The United States racked up a $165.04 billion budget deficit during July, 8.7 percent below the year-ago gap as economic stimulus and bailout spending subsided from peak levels, the Treasury Department said on Wednesday.
So far in the first 10 months of fiscal 2010, which ends on September 30, the shortfall between the government's income and its spending totaled $1.169 trillion, smaller than last year's record 10-month deficit of $1.267 trillion.
Late last month, the Obama administration trimmed its full year fiscal 2010 deficit forecast by $84 billion to $1.471 trillion -- a level that still represents a record. And in a sign that deficits will remain stubbornly high for some time, the White House raised its fiscal 2011 deficit forecast by $149 billion to $1.42 trillion.

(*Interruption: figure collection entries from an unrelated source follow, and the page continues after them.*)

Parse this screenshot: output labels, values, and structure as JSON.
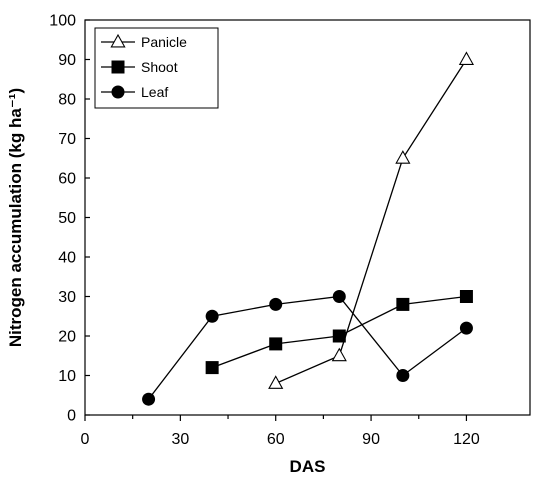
{
  "chart_data": {
    "type": "line",
    "xlabel": "DAS",
    "ylabel": "Nitrogen accumulation (kg ha⁻¹)",
    "xlim": [
      0,
      140
    ],
    "ylim": [
      0,
      100
    ],
    "xticks": [
      0,
      30,
      60,
      90,
      120
    ],
    "yticks": [
      0,
      10,
      20,
      30,
      40,
      50,
      60,
      70,
      80,
      90,
      100
    ],
    "grid": false,
    "legend_position": "top-left",
    "series": [
      {
        "name": "Panicle",
        "marker": "triangle-open",
        "x": [
          60,
          80,
          100,
          120
        ],
        "y": [
          8,
          15,
          65,
          90
        ]
      },
      {
        "name": "Shoot",
        "marker": "square-filled",
        "x": [
          40,
          60,
          80,
          100,
          120
        ],
        "y": [
          12,
          18,
          20,
          28,
          30
        ]
      },
      {
        "name": "Leaf",
        "marker": "circle-filled",
        "x": [
          20,
          40,
          60,
          80,
          100,
          120
        ],
        "y": [
          4,
          25,
          28,
          30,
          10,
          22
        ]
      }
    ]
  }
}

July's deficit marked a 22nd straight month of red ink for the U.S. government, the longest string on record, due to heavy spending aimed at pushing the economy out of a prolonged slump, coupled with weak tax revenues.
The latest data kind of shows the modest improving trend we've seen this year -- a decline in TARP spending and a little bit of help on the revenue front, said Kim Rupert, head of fixed income analysis at Action Economics LLC in San Francisco. Whether it is sustainable is largely dependent on how the economy goes.
July is typically a deficit month, with the Treasury reporting only two July surpluses in the past 56 years, in 2000 and 2001. The July 2009 deficit of $180.68 billion was the largest ever for that month.
The Treasury said spending outlays for July 2010 fell 3.5 percent to $320.59 billion from $332.16 billion in July 2009, which was a record for any month. A Treasury official attributed the decline largely to lower spending on economic stimulus programs and the Troubled Asset Relief Program.
Meanwhile, receipts rose 2.7 percent to $155.55 billion from $151.48 billion a year earlier, due to higher corporate income tax collections and higher Federal Reserve earnings on investment securities. Individual income tax collections declined slightly.